DK: When they’re under-16. We watch games and we listen – we get reports back from the coaches about players. We watch them play – if they’re doing really well and we’re happy with what we see, we bring them into the first team to train. That’s what we did with Bill, Ethan, Andy. So it’s a bit of a process.
PSW: What about before they enter your academy system? Many people are fascinated by this aspect – by Andy’s story, for example.
DK: Our youth coaches know what we’re looking for. We’re looking for talent, players who we think, by putting them into our environment, are going to excel and get better.
PSW: Finally, what advice would you give to a young player who wants to get into, and advance through, the United system?

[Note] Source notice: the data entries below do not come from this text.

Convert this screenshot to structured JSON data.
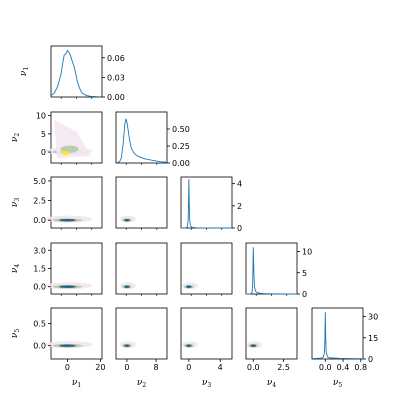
{
  "chart_data": {
    "type": "corner",
    "variables": [
      {
        "label": "ν",
        "sub": "1"
      },
      {
        "label": "ν",
        "sub": "2"
      },
      {
        "label": "ν",
        "sub": "3"
      },
      {
        "label": "ν",
        "sub": "4"
      },
      {
        "label": "ν",
        "sub": "5"
      }
    ],
    "colors": {
      "line": "#1f77b4",
      "density_low": "#f3e6ee",
      "density_mid": "#b7c9a5",
      "density_high": "#1f5f8b",
      "density_peak": "#fde725"
    },
    "diagonal": [
      {
        "variable": 1,
        "xlim": [
          -10,
          21
        ],
        "ylim": [
          0,
          0.078
        ],
        "y_ticks": [
          "0.06",
          "0.03",
          "0.00"
        ],
        "y_tick_values": [
          0.06,
          0.03,
          0.0
        ],
        "curve": [
          [
            -10,
            0.002
          ],
          [
            -8,
            0.006
          ],
          [
            -6,
            0.016
          ],
          [
            -4,
            0.034
          ],
          [
            -3,
            0.05
          ],
          [
            -2,
            0.064
          ],
          [
            -1,
            0.066
          ],
          [
            0,
            0.071
          ],
          [
            1,
            0.068
          ],
          [
            2,
            0.062
          ],
          [
            3,
            0.054
          ],
          [
            4,
            0.047
          ],
          [
            5,
            0.036
          ],
          [
            6,
            0.024
          ],
          [
            7,
            0.016
          ],
          [
            8,
            0.01
          ],
          [
            9,
            0.006
          ],
          [
            10,
            0.004
          ],
          [
            11,
            0.003
          ],
          [
            12,
            0.002
          ],
          [
            14,
            0.001
          ],
          [
            16,
            0.0008
          ],
          [
            18,
            0.0005
          ],
          [
            20,
            0.0003
          ]
        ]
      },
      {
        "variable": 2,
        "xlim": [
          -3,
          11
        ],
        "ylim": [
          0,
          0.75
        ],
        "y_ticks": [
          "0.50",
          "0.25",
          "0.00"
        ],
        "y_tick_values": [
          0.5,
          0.25,
          0.0
        ],
        "curve": [
          [
            -3,
            0.0
          ],
          [
            -2,
            0.02
          ],
          [
            -1.5,
            0.08
          ],
          [
            -1,
            0.3
          ],
          [
            -0.6,
            0.56
          ],
          [
            -0.3,
            0.65
          ],
          [
            0,
            0.6
          ],
          [
            0.4,
            0.46
          ],
          [
            0.8,
            0.32
          ],
          [
            1.2,
            0.22
          ],
          [
            2,
            0.14
          ],
          [
            3,
            0.1
          ],
          [
            4,
            0.08
          ],
          [
            5,
            0.06
          ],
          [
            6,
            0.05
          ],
          [
            7,
            0.04
          ],
          [
            8,
            0.03
          ],
          [
            9,
            0.02
          ],
          [
            10,
            0.015
          ],
          [
            11,
            0.01
          ]
        ]
      },
      {
        "variable": 3,
        "xlim": [
          -1,
          5.5
        ],
        "ylim": [
          0,
          4.6
        ],
        "y_ticks": [
          "4",
          "2",
          "0"
        ],
        "y_tick_values": [
          4,
          2,
          0
        ],
        "curve": [
          [
            -1,
            0.0
          ],
          [
            -0.4,
            0.02
          ],
          [
            -0.2,
            0.1
          ],
          [
            -0.1,
            0.6
          ],
          [
            -0.05,
            2.0
          ],
          [
            0,
            4.4
          ],
          [
            0.05,
            2.2
          ],
          [
            0.1,
            0.8
          ],
          [
            0.2,
            0.2
          ],
          [
            0.4,
            0.06
          ],
          [
            1,
            0.02
          ],
          [
            2,
            0.01
          ],
          [
            3,
            0.0
          ],
          [
            5.5,
            0.0
          ]
        ]
      },
      {
        "variable": 4,
        "xlim": [
          -0.6,
          3.6
        ],
        "ylim": [
          0,
          12
        ],
        "y_ticks": [
          "10",
          "5",
          "0"
        ],
        "y_tick_values": [
          10,
          5,
          0
        ],
        "curve": [
          [
            -0.6,
            0.0
          ],
          [
            -0.2,
            0.05
          ],
          [
            -0.1,
            0.4
          ],
          [
            -0.05,
            2.5
          ],
          [
            0,
            11.0
          ],
          [
            0.05,
            5.0
          ],
          [
            0.1,
            1.6
          ],
          [
            0.2,
            0.6
          ],
          [
            0.4,
            0.25
          ],
          [
            0.8,
            0.1
          ],
          [
            1.5,
            0.05
          ],
          [
            2.5,
            0.02
          ],
          [
            3.6,
            0.0
          ]
        ]
      },
      {
        "variable": 5,
        "xlim": [
          -0.3,
          0.85
        ],
        "ylim": [
          0,
          36
        ],
        "y_ticks": [
          "30",
          "15",
          "0"
        ],
        "y_tick_values": [
          30,
          15,
          0
        ],
        "curve": [
          [
            -0.3,
            0.3
          ],
          [
            -0.1,
            0.6
          ],
          [
            -0.05,
            1.2
          ],
          [
            -0.02,
            4.0
          ],
          [
            -0.01,
            12.0
          ],
          [
            0,
            33.0
          ],
          [
            0.01,
            14.0
          ],
          [
            0.02,
            5.0
          ],
          [
            0.05,
            1.5
          ],
          [
            0.1,
            0.8
          ],
          [
            0.3,
            0.5
          ],
          [
            0.6,
            0.3
          ],
          [
            0.85,
            0.2
          ]
        ]
      }
    ],
    "x_ticks": [
      {
        "labels": [
          "0",
          "20"
        ],
        "values": [
          0,
          20
        ]
      },
      {
        "labels": [
          "0",
          "8"
        ],
        "values": [
          0,
          8
        ]
      },
      {
        "labels": [
          "0",
          "4"
        ],
        "values": [
          0,
          4
        ]
      },
      {
        "labels": [
          "0.0",
          "2.5"
        ],
        "values": [
          0.0,
          2.5
        ]
      },
      {
        "labels": [
          "0.0",
          "0.4",
          "0.8"
        ],
        "values": [
          0.0,
          0.4,
          0.8
        ]
      }
    ],
    "y_ticks_left": [
      {
        "variable": 2,
        "labels": [
          "10",
          "5",
          "0"
        ],
        "values": [
          10,
          5,
          0
        ]
      },
      {
        "variable": 3,
        "labels": [
          "5.0",
          "2.5",
          "0.0"
        ],
        "values": [
          5.0,
          2.5,
          0.0
        ]
      },
      {
        "variable": 4,
        "labels": [
          "3.0",
          "1.5",
          "0.0"
        ],
        "values": [
          3.0,
          1.5,
          0.0
        ]
      },
      {
        "variable": 5,
        "labels": [
          "0.5",
          "0.0"
        ],
        "values": [
          0.5,
          0.0
        ]
      }
    ],
    "ylims_left": {
      "2": [
        -3,
        11
      ],
      "3": [
        -1,
        5.5
      ],
      "4": [
        -0.6,
        3.6
      ],
      "5": [
        -0.3,
        0.85
      ]
    },
    "grid": false,
    "legend": "none"
  }
}
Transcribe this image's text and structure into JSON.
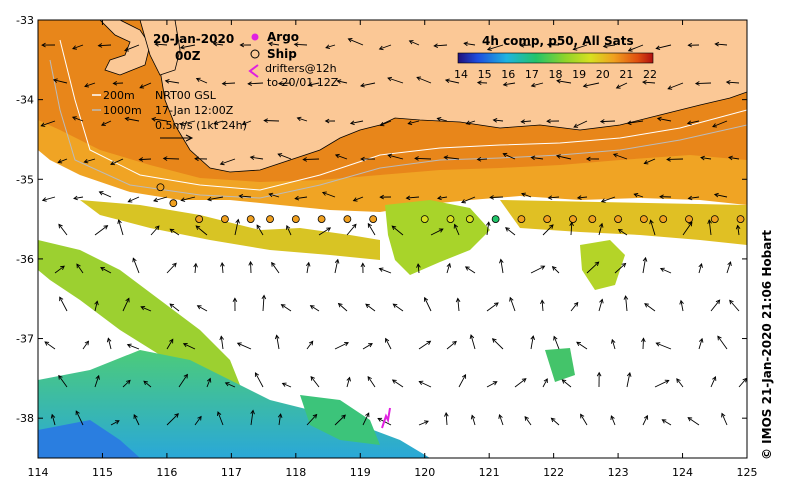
{
  "header": {
    "date": "20-Jan-2020",
    "time": "00Z",
    "product": "4h comp, p50, All Sats"
  },
  "legend": {
    "argo_label": "Argo",
    "ship_label": "Ship",
    "drifters_label": "drifters@12h",
    "drifters_sub": "to 20/01 12Z",
    "argo_color": "#e020e0",
    "drifter_color": "#e020e0"
  },
  "notes": {
    "contour_200": "200m",
    "contour_1000": "1000m",
    "current_source": "NRT00 GSL",
    "current_date": "17-Jan 12:00Z",
    "current_scale": "0.5m/s (1kt 24h)"
  },
  "colorbar": {
    "ticks": [
      "14",
      "15",
      "16",
      "17",
      "18",
      "19",
      "20",
      "21",
      "22"
    ],
    "min": 14,
    "max": 22
  },
  "axes": {
    "x_ticks": [
      "114",
      "115",
      "116",
      "117",
      "118",
      "119",
      "120",
      "121",
      "122",
      "123",
      "124",
      "125"
    ],
    "y_ticks": [
      "-33",
      "-34",
      "-35",
      "-36",
      "-37",
      "-38"
    ],
    "lon_range": [
      114,
      125
    ],
    "lat_range": [
      -38.5,
      -33
    ]
  },
  "ship_track": [
    {
      "lon": 115.9,
      "lat": -35.1,
      "sst": 20.0
    },
    {
      "lon": 116.1,
      "lat": -35.3,
      "sst": 20.5
    },
    {
      "lon": 116.5,
      "lat": -35.5,
      "sst": 20.3
    },
    {
      "lon": 116.9,
      "lat": -35.5,
      "sst": 20.4
    },
    {
      "lon": 117.3,
      "lat": -35.5,
      "sst": 20.5
    },
    {
      "lon": 117.6,
      "lat": -35.5,
      "sst": 20.6
    },
    {
      "lon": 118.0,
      "lat": -35.5,
      "sst": 20.6
    },
    {
      "lon": 118.4,
      "lat": -35.5,
      "sst": 20.4
    },
    {
      "lon": 118.8,
      "lat": -35.5,
      "sst": 20.5
    },
    {
      "lon": 119.2,
      "lat": -35.5,
      "sst": 20.6
    },
    {
      "lon": 120.0,
      "lat": -35.5,
      "sst": 19.8
    },
    {
      "lon": 120.4,
      "lat": -35.5,
      "sst": 19.5
    },
    {
      "lon": 120.7,
      "lat": -35.5,
      "sst": 19.2
    },
    {
      "lon": 121.1,
      "lat": -35.5,
      "sst": 17.5
    },
    {
      "lon": 121.5,
      "lat": -35.5,
      "sst": 20.3
    },
    {
      "lon": 121.9,
      "lat": -35.5,
      "sst": 20.4
    },
    {
      "lon": 122.3,
      "lat": -35.5,
      "sst": 20.5
    },
    {
      "lon": 122.6,
      "lat": -35.5,
      "sst": 20.5
    },
    {
      "lon": 123.0,
      "lat": -35.5,
      "sst": 20.6
    },
    {
      "lon": 123.4,
      "lat": -35.5,
      "sst": 20.6
    },
    {
      "lon": 123.7,
      "lat": -35.5,
      "sst": 20.5
    },
    {
      "lon": 124.1,
      "lat": -35.5,
      "sst": 20.7
    },
    {
      "lon": 124.5,
      "lat": -35.5,
      "sst": 20.7
    },
    {
      "lon": 124.9,
      "lat": -35.5,
      "sst": 20.7
    }
  ],
  "credit": "© IMOS 21-Jan-2020 21:06 Hobart"
}
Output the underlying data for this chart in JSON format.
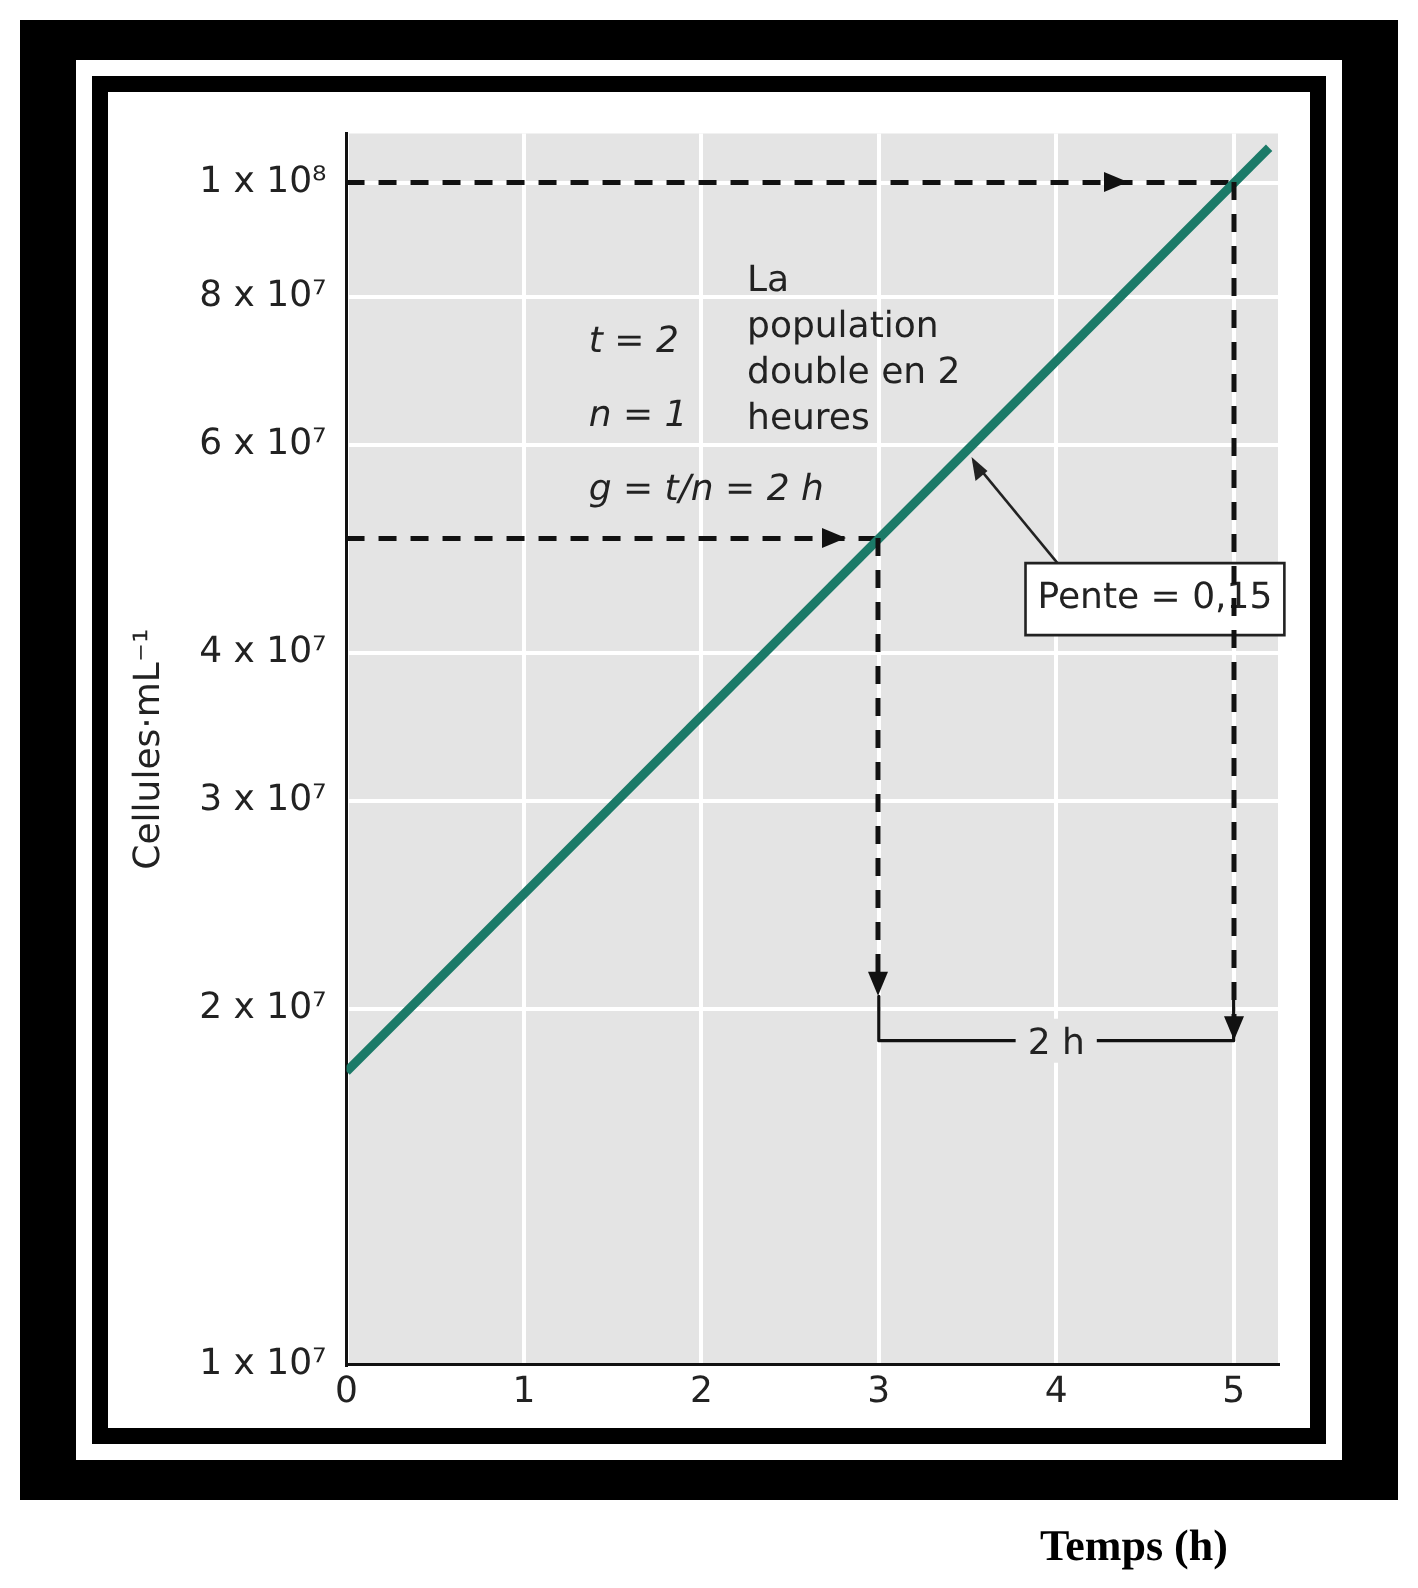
{
  "chart_data": {
    "type": "line",
    "xlabel": "Temps (h)",
    "ylabel": "Cellules·mL⁻¹",
    "log": "y",
    "xlim": [
      0,
      5.25
    ],
    "xticks": [
      0,
      1,
      2,
      3,
      4,
      5
    ],
    "ylim": [
      10000000,
      110000000
    ],
    "yticks": [
      {
        "value": 10000000,
        "label": "1 x 10⁷"
      },
      {
        "value": 20000000,
        "label": "2 x 10⁷"
      },
      {
        "value": 30000000,
        "label": "3 x 10⁷"
      },
      {
        "value": 40000000,
        "label": "4 x 10⁷"
      },
      {
        "value": 60000000,
        "label": "6 x 10⁷"
      },
      {
        "value": 80000000,
        "label": "8 x 10⁷"
      },
      {
        "value": 100000000,
        "label": "1 x 10⁸"
      }
    ],
    "grid": true,
    "legend": false,
    "marker": "none",
    "series": [
      {
        "color": "#1b7a68",
        "x": [
          0,
          5.2
        ],
        "values": [
          17700000,
          107000000
        ]
      },
      {
        "color": "#111111",
        "line_style": "dashed",
        "x": [
          0,
          5
        ],
        "values": [
          100000000,
          100000000
        ]
      },
      {
        "color": "#111111",
        "line_style": "dashed",
        "x": [
          0,
          3
        ],
        "values": [
          50000000,
          50000000
        ]
      },
      {
        "color": "#111111",
        "x": [
          3,
          3,
          5,
          5
        ],
        "values": [
          20500000,
          18800000,
          18800000,
          20500000
        ]
      }
    ],
    "annotations": [
      "t = 2",
      "n = 1",
      "g = t/n = 2 h",
      "La population double en 2 heures",
      {
        "text": "Pente = 0,15",
        "x": 3.5,
        "y": 59500000
      },
      {
        "text": "2 h",
        "x": 4,
        "y": 18800000
      }
    ]
  }
}
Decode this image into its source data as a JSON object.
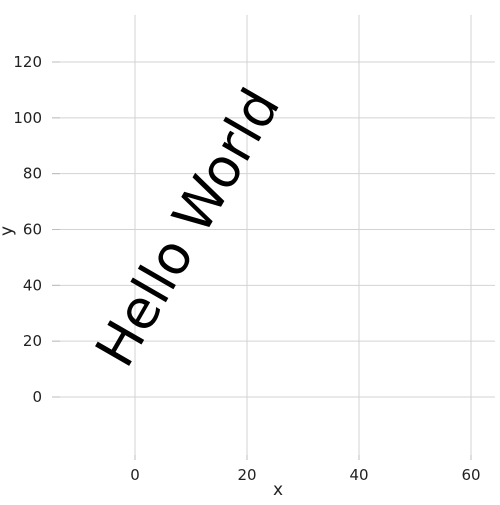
{
  "chart_data": {
    "type": "scatter",
    "title": "",
    "xlabel": "x",
    "ylabel": "y",
    "xlim": [
      -15,
      65
    ],
    "ylim": [
      -20,
      137
    ],
    "x_ticks": [
      0,
      20,
      40,
      60
    ],
    "y_ticks": [
      0,
      20,
      40,
      60,
      80,
      100,
      120
    ],
    "x_tick_labels": [
      "0",
      "20",
      "40",
      "60"
    ],
    "y_tick_labels": [
      "0",
      "20",
      "40",
      "60",
      "80",
      "100",
      "120"
    ],
    "grid": true,
    "legend": "none",
    "series": [],
    "annotations": [
      {
        "text": "Hello World",
        "x": 10,
        "y": 60,
        "rotation": 60,
        "color": "#000000"
      }
    ]
  },
  "colors": {
    "background": "#ffffff",
    "grid": "#d3d3d3",
    "text": "#222222"
  }
}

DK: Yes , I think they have to first make the commitment that they want to be an elite soccer player. That means keeping themselves fit, eating right, that means being a student of the game. This is the information age: there’s so much access to soccer, on TV, on the internet. Reading about it, becoming a real student of the game – that, they need to do on their own.
Then playing as much as possible, working on their individual game in their backyard, playing street soccer with their friends. They need to do that. Then, obviously try to get on the best team possible, set goals for themselves as to where they want to be. To be a top class player is a real commitment and many sacrifices will have to be made. There's no other way.